How about we walk before we run?

The current library only has evening hours (usable for, say, parents taking kids after work) three days a week. The currently library doesn't open before noon on Tuesday and Sunday. How about we get funding to the point where we can run a meaningfully staffed current library 10AM-9PM 7 days a week?

Once we're running 10AM-9PM, how about seeing what we can do better with the current space and some simple modifications? Look for underutilized sections, and shrink them to expand kids / teens. Use something simple (think cubicles) to create study and small group areas. If you want to try laptops instead of desktops, try them - but given who uses library computers for internet, desktops are likely a better choice anyway (less theft, wear and tear, etc).


Belle Haven needs library
Menlo Park: Belle Haven
on Mar 23, 2017 at 9:31 am
Belle Haven needs library, Menlo Park: Belle Haven
on Mar 23, 2017 at 9:31 am

@ MP resident "Once we're running 10AM-9PM, how about seeing what we can do better with the current space and some simple modifications?"

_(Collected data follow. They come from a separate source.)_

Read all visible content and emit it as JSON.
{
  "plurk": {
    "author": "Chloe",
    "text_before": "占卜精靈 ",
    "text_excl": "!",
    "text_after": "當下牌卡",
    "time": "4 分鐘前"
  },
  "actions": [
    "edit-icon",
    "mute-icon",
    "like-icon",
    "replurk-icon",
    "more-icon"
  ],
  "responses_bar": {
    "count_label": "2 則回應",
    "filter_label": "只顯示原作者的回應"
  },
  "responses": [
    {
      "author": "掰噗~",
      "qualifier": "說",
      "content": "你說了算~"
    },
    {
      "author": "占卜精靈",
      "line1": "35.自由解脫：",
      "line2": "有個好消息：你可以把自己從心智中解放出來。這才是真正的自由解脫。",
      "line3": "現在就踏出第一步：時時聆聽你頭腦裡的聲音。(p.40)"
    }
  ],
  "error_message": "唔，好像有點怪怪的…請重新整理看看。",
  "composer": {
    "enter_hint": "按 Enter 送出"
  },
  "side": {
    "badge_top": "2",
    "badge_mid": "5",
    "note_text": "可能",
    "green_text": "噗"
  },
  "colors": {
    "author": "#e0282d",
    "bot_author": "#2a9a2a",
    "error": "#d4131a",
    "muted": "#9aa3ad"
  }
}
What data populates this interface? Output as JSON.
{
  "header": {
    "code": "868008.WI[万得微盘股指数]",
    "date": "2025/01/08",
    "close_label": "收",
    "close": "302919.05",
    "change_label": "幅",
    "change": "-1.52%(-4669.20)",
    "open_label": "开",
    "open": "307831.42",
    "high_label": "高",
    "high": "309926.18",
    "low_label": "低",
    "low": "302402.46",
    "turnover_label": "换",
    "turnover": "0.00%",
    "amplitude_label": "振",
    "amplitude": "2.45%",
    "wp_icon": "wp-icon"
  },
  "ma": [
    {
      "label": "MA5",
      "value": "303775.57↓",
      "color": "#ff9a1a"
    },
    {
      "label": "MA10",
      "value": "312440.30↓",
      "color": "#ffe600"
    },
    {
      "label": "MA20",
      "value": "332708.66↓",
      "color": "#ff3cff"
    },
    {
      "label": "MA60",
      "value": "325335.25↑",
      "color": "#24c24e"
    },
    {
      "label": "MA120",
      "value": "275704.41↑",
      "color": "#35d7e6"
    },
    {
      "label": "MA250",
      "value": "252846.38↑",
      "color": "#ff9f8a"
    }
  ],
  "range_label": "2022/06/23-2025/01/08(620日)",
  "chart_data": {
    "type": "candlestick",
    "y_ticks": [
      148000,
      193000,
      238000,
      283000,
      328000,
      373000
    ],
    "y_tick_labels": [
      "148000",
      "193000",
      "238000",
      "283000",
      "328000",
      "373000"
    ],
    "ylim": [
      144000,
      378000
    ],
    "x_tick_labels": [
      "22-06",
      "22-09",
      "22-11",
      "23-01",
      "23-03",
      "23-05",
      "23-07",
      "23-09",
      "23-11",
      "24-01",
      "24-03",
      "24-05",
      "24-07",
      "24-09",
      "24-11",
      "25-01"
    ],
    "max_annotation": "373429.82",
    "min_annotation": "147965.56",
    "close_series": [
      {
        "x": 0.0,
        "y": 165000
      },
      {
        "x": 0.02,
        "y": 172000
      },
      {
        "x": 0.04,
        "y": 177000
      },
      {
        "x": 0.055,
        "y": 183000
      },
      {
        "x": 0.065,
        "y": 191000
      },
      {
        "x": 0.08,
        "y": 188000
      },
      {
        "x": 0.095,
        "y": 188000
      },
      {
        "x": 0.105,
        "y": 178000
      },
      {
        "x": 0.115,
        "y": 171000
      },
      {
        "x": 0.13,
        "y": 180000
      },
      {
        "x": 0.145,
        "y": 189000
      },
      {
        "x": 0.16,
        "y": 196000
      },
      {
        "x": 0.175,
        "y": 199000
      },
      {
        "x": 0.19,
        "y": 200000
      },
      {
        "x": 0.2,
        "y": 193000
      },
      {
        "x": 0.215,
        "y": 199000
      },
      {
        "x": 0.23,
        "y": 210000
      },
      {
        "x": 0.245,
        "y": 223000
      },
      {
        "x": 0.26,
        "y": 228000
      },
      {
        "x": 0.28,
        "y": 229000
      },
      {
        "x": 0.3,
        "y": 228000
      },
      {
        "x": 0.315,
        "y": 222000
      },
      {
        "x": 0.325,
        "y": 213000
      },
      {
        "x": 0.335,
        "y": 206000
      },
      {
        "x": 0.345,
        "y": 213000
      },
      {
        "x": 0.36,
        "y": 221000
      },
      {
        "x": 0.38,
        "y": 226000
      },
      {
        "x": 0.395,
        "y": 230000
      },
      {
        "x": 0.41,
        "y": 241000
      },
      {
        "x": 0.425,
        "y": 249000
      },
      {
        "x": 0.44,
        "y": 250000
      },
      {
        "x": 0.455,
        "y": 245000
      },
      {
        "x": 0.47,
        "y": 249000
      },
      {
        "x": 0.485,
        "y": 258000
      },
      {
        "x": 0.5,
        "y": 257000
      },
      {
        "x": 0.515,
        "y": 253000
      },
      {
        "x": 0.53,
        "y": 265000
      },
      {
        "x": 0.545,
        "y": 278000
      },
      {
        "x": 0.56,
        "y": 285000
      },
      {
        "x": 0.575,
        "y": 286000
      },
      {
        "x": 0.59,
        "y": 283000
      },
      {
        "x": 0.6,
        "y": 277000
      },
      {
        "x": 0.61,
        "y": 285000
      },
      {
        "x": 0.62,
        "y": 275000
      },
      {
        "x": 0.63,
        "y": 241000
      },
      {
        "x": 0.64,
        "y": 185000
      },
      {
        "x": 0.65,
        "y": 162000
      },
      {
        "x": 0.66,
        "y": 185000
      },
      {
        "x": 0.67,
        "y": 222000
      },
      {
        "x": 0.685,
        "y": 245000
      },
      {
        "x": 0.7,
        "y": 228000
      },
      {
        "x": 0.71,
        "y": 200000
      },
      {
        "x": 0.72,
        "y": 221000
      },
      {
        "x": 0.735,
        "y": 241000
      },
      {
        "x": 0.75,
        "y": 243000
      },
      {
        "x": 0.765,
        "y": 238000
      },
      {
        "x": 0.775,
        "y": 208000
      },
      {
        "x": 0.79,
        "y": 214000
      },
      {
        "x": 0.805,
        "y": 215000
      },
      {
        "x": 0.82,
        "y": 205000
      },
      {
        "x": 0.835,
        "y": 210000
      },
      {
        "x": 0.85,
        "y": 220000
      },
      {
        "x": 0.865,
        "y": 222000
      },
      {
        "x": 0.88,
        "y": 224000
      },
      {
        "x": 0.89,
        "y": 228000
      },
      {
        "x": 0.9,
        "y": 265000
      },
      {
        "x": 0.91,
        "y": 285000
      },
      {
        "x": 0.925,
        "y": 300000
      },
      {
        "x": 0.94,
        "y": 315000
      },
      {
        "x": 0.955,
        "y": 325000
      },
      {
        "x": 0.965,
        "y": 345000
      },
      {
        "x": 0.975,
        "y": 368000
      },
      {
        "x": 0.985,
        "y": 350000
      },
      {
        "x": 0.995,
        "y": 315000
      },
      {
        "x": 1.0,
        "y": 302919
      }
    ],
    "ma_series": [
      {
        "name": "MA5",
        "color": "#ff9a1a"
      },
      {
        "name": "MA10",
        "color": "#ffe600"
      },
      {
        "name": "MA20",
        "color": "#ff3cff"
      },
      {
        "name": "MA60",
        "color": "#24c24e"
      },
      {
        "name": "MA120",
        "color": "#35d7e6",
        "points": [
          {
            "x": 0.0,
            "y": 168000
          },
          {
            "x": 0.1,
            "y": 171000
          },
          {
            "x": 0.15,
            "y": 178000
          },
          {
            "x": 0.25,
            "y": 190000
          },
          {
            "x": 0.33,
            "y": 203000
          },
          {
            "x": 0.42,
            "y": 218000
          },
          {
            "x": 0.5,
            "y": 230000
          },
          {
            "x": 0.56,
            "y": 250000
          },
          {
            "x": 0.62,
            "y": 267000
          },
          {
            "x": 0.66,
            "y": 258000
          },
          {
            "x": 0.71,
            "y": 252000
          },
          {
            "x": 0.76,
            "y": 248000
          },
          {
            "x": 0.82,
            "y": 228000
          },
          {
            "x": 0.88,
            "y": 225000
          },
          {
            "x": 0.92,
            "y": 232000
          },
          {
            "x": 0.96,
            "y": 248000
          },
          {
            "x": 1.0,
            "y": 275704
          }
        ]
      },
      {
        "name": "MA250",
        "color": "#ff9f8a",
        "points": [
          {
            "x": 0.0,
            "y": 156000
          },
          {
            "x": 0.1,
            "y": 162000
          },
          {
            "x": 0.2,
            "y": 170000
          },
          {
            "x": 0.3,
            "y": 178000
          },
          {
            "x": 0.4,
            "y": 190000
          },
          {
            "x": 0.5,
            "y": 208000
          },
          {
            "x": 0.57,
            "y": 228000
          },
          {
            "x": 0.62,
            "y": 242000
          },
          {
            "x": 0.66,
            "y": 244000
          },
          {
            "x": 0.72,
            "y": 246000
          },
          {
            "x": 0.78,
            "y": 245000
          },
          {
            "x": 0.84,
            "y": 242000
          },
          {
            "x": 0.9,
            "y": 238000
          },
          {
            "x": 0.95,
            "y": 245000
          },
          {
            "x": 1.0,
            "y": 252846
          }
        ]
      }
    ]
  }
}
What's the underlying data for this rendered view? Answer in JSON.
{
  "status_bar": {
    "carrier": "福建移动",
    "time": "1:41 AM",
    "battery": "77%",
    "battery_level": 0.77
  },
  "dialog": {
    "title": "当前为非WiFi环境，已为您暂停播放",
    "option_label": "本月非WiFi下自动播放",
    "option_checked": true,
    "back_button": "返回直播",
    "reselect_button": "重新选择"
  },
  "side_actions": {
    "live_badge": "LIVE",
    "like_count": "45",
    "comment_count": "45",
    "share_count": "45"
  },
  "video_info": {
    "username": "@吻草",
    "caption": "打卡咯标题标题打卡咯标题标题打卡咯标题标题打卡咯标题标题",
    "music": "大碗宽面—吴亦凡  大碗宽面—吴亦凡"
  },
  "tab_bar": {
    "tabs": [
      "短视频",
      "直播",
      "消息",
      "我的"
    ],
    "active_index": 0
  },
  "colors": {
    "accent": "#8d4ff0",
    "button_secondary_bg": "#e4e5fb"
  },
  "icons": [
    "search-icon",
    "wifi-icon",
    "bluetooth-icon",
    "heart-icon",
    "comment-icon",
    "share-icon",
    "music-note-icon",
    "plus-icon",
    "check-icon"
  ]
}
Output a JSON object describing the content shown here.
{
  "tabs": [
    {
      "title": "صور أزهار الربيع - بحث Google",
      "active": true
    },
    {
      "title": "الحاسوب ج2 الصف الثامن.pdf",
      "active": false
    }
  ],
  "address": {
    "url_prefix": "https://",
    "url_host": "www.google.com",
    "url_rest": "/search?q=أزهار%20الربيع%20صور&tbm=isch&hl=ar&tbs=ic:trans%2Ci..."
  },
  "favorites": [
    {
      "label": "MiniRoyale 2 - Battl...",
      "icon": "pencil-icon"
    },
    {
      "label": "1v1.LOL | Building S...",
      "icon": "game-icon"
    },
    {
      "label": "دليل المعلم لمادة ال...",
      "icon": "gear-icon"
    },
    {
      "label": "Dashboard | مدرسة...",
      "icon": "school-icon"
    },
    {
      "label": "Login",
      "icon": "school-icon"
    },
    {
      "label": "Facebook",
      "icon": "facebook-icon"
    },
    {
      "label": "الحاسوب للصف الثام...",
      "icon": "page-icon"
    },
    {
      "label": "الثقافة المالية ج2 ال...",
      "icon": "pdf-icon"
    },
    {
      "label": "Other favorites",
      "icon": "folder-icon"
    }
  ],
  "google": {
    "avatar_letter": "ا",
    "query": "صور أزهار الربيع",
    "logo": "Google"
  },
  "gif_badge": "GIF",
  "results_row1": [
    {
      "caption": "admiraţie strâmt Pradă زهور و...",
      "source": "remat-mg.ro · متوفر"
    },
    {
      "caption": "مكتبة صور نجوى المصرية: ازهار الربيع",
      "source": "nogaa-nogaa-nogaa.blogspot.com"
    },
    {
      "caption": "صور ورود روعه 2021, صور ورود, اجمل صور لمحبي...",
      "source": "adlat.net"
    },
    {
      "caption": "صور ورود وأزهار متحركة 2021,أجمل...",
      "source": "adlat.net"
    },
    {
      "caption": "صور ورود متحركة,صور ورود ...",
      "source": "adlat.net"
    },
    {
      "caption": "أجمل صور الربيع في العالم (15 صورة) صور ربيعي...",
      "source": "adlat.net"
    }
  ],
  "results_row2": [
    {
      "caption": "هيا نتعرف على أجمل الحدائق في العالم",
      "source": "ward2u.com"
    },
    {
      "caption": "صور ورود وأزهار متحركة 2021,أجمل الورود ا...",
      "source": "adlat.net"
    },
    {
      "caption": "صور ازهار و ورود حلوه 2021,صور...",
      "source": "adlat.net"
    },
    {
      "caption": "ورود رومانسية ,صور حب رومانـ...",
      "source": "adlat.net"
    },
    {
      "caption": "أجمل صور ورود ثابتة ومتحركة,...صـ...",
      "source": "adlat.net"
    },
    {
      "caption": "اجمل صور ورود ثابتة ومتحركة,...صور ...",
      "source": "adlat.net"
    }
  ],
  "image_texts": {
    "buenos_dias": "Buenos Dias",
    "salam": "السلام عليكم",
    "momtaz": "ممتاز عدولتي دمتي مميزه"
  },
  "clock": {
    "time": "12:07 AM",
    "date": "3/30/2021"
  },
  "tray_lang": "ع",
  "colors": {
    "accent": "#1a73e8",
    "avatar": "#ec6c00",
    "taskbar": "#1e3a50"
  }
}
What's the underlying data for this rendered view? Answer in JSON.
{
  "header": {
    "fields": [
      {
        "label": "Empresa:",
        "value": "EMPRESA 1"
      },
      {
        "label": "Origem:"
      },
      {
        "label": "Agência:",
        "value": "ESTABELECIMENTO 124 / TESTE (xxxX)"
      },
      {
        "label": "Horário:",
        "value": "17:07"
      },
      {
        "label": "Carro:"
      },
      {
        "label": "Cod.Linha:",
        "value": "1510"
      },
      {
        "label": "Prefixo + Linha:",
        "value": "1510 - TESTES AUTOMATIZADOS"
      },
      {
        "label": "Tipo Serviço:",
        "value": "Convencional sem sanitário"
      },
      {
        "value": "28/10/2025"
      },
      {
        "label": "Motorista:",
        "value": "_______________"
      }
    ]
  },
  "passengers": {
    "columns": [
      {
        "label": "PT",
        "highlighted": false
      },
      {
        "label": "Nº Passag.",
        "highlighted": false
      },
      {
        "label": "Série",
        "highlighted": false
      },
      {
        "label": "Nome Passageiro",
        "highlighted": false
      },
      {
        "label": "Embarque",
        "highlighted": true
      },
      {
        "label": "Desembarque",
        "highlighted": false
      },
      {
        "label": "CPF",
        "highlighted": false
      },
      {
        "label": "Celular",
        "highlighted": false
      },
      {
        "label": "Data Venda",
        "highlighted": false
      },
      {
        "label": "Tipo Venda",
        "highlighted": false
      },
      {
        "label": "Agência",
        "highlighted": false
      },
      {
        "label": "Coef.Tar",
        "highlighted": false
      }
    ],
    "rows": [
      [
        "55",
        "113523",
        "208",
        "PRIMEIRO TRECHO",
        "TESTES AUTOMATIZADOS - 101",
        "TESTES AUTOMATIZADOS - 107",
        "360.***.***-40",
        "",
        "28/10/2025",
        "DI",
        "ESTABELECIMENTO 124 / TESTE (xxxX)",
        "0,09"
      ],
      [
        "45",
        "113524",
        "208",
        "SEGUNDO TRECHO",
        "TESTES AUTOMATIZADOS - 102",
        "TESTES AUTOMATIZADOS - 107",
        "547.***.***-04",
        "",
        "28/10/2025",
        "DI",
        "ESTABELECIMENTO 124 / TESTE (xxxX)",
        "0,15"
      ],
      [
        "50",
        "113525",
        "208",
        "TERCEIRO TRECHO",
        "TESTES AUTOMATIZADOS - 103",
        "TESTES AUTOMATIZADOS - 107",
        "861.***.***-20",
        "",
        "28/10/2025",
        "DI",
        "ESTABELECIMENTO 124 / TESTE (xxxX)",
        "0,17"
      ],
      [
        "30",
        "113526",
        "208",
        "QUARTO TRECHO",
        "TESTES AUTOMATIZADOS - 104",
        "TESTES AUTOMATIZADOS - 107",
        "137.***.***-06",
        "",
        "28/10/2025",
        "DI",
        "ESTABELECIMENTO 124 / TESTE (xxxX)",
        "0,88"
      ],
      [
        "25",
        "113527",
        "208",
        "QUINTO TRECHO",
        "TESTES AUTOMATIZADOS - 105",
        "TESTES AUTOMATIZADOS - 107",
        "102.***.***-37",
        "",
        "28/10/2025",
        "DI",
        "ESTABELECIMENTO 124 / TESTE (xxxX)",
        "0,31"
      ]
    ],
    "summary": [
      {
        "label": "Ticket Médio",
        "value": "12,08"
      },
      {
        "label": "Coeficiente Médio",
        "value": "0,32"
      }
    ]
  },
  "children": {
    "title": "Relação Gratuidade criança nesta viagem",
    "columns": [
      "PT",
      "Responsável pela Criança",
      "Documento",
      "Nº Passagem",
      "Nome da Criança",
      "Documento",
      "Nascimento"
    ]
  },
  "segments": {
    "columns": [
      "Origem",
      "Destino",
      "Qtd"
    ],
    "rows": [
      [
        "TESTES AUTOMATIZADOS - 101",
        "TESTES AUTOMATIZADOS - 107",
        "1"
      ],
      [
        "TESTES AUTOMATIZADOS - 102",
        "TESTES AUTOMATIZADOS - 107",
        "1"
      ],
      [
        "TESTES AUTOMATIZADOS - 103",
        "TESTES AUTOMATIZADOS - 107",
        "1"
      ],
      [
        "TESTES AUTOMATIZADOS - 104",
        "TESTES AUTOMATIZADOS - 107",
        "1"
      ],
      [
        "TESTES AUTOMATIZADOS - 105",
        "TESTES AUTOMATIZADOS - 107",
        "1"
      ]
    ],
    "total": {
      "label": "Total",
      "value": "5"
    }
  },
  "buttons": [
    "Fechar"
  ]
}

So why ask Belle Haven to limp forward at the same time a huge new library is being discussed for the other side of Menlo Park?

We need a library available to our community. Being in the school means it isn't available to everyone during school hours.


Peter Carpenter
Registered user
Atherton: Lindenwood
on Mar 24, 2017 at 7:13 am
Peter Carpenter, Atherton: Lindenwood
Registered user
on Mar 24, 2017 at 7:13 am

"So why ask Belle Haven to limp forward at the same time a huge new library is being discussed for the other side of Menlo Park? "

For exactly the same reason that the City failed to provide NEW PF zoned sites when it approved the massive new M2 development - there is no east side representation on the council and libraries and fire stations provide no REVENUE for the city so those east side services are ignored.

Now the ongoing M2 projects already approved will soon overwhelm the capacity of the existing east side library and Fire Station 77 and the City does nothing.